Martin Eisenstadt's Double-Reverse Hoax

Nov 13, 2008 15:48

Earlier this week I took parting shots at Palin, mentioning (among other things) that an anonymuous source told Carl Cameron of Fox News that in pre-debate prep, Palin thought Africa was a country. This morning MSNBC reported that McCain policy advisor Martin Eisenstadt claimed credit as the source of the leak.

Except that wasn't true. Richard Perez-Pena of the New York Times reported that Martin Eisenstadt was an impostor who fed the bogus "Africa" claim to Fox News in order to create publicity for a TV show pitch. Numerous bloggers cried out against the mainstream media for credulously repeating an unvetted story. theferrett apologized this morning for believing the hoax.

Except that wasn't true either. Fox and Carl Cameron had not been hoaxed - MSNBC had been hoaxed into believing that Fox had been hoxed. Eisenstadt had pulled the dreaded double-reverse-hoax. TNR, MotherJones, and other blogs have withdrawn their reports. Carl Cameron and Fox News continues to stand by their original story.

Of course none of this actually indicates whether the Africa story is true or false. It continues to be a report by a well-known reporter from a mainstream news organization using an anonymous source. Maybe the source is a disgruntled McCain staffer looking to smear Palin for eclipsing her running mate. Maybe the source is reporting genuine information. Maybe as Palin herself seems to have confirmed something did happen with NAFTA and Africa but the gaffe was "taken out of context". The gaffe continues to exist as a quantum superposition of truth and fiction, both and neither.

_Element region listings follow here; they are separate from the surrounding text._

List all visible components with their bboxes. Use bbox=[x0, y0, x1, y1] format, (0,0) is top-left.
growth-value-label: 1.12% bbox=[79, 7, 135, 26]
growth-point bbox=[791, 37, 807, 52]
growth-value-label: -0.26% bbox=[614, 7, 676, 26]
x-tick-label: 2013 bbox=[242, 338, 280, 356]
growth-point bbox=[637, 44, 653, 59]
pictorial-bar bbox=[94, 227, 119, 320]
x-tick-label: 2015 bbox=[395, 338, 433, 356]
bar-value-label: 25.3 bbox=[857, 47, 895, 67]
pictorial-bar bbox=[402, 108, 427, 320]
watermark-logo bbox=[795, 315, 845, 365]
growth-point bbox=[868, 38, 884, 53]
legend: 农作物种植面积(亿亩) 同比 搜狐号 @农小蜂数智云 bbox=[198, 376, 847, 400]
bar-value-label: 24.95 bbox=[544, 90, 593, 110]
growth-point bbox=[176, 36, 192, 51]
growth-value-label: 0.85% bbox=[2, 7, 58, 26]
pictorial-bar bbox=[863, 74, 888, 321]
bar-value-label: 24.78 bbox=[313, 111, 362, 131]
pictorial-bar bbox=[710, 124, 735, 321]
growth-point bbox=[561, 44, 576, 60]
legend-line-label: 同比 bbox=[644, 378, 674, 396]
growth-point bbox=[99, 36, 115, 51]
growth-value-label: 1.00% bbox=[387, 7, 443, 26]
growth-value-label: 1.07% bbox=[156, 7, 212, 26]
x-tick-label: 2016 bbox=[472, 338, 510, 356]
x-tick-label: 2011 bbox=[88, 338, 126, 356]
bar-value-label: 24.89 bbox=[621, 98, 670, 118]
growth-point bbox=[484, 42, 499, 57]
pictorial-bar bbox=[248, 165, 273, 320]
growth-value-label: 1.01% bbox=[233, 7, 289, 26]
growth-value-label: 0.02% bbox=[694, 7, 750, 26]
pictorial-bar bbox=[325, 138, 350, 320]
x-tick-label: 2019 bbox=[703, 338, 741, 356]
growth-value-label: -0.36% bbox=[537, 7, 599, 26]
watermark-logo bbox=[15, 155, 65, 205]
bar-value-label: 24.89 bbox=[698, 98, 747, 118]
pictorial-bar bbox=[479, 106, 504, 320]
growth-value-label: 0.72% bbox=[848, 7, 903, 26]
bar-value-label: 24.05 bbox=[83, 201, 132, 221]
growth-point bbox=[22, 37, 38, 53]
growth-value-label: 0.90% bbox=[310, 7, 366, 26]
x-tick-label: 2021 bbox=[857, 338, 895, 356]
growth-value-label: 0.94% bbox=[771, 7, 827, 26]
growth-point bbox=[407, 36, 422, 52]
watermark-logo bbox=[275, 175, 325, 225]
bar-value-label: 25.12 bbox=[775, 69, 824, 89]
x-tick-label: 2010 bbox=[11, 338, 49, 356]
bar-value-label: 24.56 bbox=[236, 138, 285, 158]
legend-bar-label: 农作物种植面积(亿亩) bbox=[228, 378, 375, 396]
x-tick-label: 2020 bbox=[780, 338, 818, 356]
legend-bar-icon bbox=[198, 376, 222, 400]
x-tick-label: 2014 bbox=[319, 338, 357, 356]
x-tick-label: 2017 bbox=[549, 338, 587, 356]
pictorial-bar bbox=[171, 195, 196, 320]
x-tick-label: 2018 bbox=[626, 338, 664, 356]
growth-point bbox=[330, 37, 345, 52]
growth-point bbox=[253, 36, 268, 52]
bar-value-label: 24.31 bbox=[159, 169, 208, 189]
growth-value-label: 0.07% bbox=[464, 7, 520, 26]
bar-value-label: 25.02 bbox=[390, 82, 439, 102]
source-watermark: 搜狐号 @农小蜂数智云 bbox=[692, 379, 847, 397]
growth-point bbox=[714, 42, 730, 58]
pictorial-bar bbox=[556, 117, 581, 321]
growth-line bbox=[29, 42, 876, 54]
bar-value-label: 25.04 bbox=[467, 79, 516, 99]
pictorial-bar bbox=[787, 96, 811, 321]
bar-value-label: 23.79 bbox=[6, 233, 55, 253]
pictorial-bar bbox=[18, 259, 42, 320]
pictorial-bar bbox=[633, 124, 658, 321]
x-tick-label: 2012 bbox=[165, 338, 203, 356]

I think that's the lesson here. We speak about statements being true or false when they actually have varying degress of credibility. I am pretty darn certain that Barack Obama will be the next President, I am less certain at what time I will leave work this evening, I have no idea what this weekend's lotto numbers will be, and the thing about Palin and Africa seems like it's probably true but who knows.

The Native American language Hidatsa uses suffixes as a standard construction to denote how sure the speaker is that the statement is true:

-ski: speaker is certain of the statement's truth
   -c: speaker believes the statement to be true
   -wareac: the statement is regarded to be common knowledge
   -rahe: statement based on an unverified report from someone else
   -toak: the truth is unknown to both speaker and listener

If you end a sentence with -c and it turns out to be false, you were simply mistaken.  But if you ended the false sentence with -ski, you'll be considered a liar. In the case of the Africa gaffe Carl Cameron's informant would use "-ski", Cameron himself would use "-rahe", I would use "-c", and you might use "-toak" to describe the same "truth" about Sarah Palin and Africa. I really like this concept because it would keep people honest and clearly communicate what people know and how they know it.